Oddly enough, I read "Before He Shot her" before I read, er, the one where she gets shot. Thus I read "the other one" looking for connections which didn't exist. I think that "before" woudl stand much better on its own.
I will probably try to wade through the latest, but only when the library gets it in.
I stopped reading the Kate Scarpetta books at some place along the way. Basically, I had the same experience you had with the Elizabeth George books. The series started out well, but then the books got to be pretty bad and I stopped reading.
For me it was the V.I. Warshawski series by Sara Paretsky. After the umpteenth concussion suffered by VI, I decided it was the author, not the character, who was suffering brain damage, and I quit reading. Haven't picked one up in years.

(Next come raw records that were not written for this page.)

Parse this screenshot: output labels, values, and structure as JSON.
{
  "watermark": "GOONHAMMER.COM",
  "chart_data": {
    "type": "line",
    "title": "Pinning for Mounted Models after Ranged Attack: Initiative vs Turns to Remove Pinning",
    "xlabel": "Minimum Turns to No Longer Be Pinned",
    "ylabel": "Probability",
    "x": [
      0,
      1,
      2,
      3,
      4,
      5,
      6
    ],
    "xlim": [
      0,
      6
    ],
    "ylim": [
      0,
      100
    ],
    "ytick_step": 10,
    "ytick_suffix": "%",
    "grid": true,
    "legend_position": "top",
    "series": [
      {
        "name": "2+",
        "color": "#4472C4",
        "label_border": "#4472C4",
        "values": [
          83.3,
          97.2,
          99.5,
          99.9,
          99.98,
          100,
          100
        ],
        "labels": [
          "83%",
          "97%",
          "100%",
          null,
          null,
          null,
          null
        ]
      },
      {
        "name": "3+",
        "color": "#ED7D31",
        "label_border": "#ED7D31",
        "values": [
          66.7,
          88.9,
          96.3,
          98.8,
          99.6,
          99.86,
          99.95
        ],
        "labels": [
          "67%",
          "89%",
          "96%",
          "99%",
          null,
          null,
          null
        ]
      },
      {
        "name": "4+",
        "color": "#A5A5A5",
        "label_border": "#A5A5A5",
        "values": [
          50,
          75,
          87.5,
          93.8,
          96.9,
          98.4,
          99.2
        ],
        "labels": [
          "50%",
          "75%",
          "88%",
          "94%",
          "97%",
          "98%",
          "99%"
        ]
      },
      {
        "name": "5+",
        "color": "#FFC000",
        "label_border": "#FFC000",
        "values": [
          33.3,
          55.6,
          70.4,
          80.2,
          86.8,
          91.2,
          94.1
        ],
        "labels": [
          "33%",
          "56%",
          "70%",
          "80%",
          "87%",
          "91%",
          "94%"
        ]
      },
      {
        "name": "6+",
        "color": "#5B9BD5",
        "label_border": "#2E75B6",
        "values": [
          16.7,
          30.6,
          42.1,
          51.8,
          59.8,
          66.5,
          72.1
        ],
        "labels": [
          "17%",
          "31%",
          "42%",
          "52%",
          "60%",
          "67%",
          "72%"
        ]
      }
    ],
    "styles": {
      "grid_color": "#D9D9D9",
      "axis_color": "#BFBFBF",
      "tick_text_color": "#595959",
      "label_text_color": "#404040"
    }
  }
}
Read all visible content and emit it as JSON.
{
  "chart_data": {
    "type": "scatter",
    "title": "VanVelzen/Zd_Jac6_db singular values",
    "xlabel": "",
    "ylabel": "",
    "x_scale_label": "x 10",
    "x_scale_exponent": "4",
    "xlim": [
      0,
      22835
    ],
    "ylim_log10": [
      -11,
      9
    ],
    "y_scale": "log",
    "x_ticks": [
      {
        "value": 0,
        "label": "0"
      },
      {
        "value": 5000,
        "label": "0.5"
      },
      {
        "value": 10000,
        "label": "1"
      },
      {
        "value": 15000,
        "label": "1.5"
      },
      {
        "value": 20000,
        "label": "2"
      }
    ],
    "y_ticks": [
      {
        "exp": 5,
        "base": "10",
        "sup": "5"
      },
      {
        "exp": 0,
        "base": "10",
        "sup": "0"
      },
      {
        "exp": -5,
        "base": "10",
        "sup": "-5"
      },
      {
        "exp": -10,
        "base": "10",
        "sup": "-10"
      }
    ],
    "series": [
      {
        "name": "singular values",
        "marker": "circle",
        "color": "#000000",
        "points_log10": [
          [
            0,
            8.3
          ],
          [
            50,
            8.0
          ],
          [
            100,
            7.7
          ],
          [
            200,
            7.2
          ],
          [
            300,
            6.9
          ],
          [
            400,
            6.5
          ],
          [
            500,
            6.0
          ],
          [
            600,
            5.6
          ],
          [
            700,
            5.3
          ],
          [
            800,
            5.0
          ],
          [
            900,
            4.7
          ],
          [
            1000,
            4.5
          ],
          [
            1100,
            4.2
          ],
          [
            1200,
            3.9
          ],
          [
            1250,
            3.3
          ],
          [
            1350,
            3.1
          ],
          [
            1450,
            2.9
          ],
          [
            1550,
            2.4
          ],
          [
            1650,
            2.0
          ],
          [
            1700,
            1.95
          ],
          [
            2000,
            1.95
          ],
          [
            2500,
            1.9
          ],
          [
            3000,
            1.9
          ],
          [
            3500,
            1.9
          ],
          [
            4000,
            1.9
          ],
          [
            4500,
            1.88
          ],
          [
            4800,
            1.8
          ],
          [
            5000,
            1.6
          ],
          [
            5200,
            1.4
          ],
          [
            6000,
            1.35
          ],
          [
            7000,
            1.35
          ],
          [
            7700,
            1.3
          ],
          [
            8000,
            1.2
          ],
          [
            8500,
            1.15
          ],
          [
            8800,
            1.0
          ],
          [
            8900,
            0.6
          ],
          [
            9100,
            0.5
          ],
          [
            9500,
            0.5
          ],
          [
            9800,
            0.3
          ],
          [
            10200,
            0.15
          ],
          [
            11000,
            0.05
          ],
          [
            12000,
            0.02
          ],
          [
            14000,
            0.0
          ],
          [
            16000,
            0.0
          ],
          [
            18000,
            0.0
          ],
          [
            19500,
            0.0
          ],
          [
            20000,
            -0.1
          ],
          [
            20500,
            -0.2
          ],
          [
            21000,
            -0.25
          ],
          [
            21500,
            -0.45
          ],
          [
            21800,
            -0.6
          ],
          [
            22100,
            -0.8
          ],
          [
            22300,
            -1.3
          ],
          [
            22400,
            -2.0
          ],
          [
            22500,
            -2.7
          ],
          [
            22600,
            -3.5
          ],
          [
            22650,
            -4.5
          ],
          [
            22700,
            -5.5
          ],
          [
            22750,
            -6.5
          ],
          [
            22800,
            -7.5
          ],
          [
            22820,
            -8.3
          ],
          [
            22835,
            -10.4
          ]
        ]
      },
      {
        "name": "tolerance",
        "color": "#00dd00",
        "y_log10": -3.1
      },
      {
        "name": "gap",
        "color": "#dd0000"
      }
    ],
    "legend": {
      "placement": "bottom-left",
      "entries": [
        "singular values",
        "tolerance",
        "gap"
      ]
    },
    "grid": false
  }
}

I think Cschu means the Patricia Cornwell series about the fictional pathologist Kay Scarpetta. That series did have a strange ending a few books back, in which she killed off a character named Benton in a way that guaranteed he couldn't come back...and then he did, but after that, the series wasn't as good.
And paj, I've been mildly irritated by the number of V.I.'s concussions, but since I never read that series in a very methodical way, they didn't add up for me. Yet.
I feel that way about PD James' books about Adam Dalgleish, but I haven't read them all in order, so I'm not sure there's a monotonic decline in quality.